Quello, per tutta risposta, parve sprofondare ancor di più nella depressione  post-traumatica. Sì, doveva essere stata un’esperienza a dir poco che macabra, se il solo tirarla fuori dalla memoria lo riduceva in quello stato, ma la dolce Jessica aveva già una mezza idea su cosa potesse restituire il buon umore al ragazzo. Visto che aveva fatto trenta, tanto valeva fare trent’uno e ormai non c’era più ragione di essere impacciata o titubante.

Chinandosi quanto serviva e aggrappandosi a quel microscopico spicchio di sfrontatezza appena emerso, diede al suo bel principe un bacio sulla guancia. Una cosina semplice, ma sufficientemente potente da far tornare il ragazzo quello di prima.

“OH, JESSICA-CHWAN! ALLORA MI AMI DAVVERO!!!” ululò quello con un cuore gigante al posto dell’occhio e allungando smisuratamente le labbra verso la rossa “SUGGELLIAMO IL NOSTRO AMORE CON UN ALTRO BACIO!!!”

Bleah, i bradipi sono cento volte più reattivi e dignitosi di questo tizio qua. Certo che te lo sei scelto proprio bene, si mostrò disgustata la vocina.

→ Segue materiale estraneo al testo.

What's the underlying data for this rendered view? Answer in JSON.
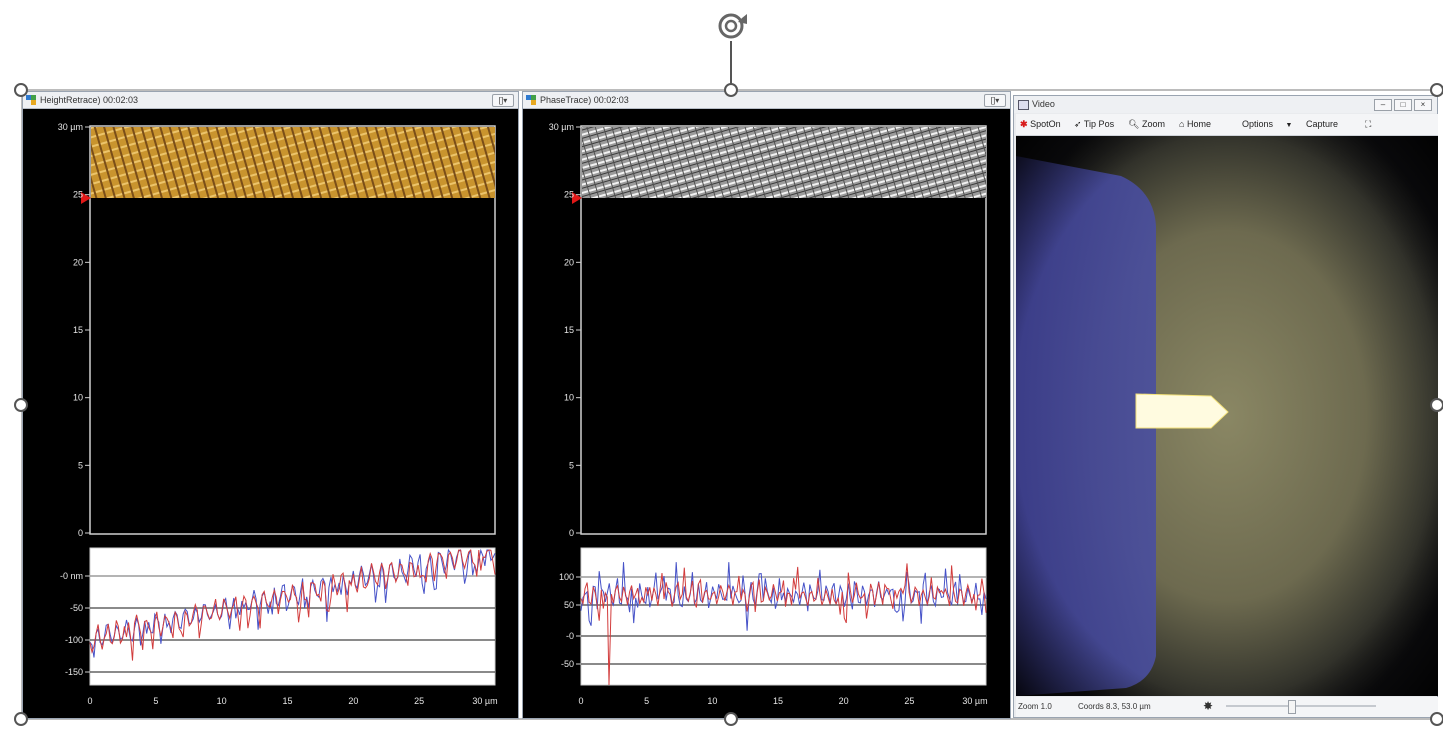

“Sanji-kun, calma! Prima pensiamo alla tua salute, il dottore ti starà sicuramente cercando”, cercò di tranquillizzarlo lei. Non ci teneva proprio a vederlo morire dissanguato per la troppa felicità.

“Solo un bacino piccolo piccolo!” la blandì lui, senza demordere.

“Ugh….”

“SILENZIO LA’ DIETRO O GIURO CHE VENGO LI’ E VI UCCIDO A SUON DI CALCI!!” Tuonò il biondo, riferendosi ai due malcapitati che ancora stentavano a riprendersi dalle botte prese.
 

 
Con la venuta della sera, il parco si riempiva di luci colorate e accecanti. Nel loro insieme creavano un alone sfumato di arcobaleni tendenti all’arancione, che rendevano tutto ancor più suggestivo e divertente. Durava poco, ma meritava l’eguale attenzione che si dava al parco nel pieno della giornata. La ruota panoramica, poi, diventava magica. Seduta su una panchina stante in una delle floreali piazzette del posto, poco lontana dall’attrazione, Sayuri ne ascoltava attentamente la melodia. Era un motivetto corto e trillante, la cui ripetitività le stava accarezzando l’animo, sollecitandola a immaginarsi su quella giostra che tanto le piaceva.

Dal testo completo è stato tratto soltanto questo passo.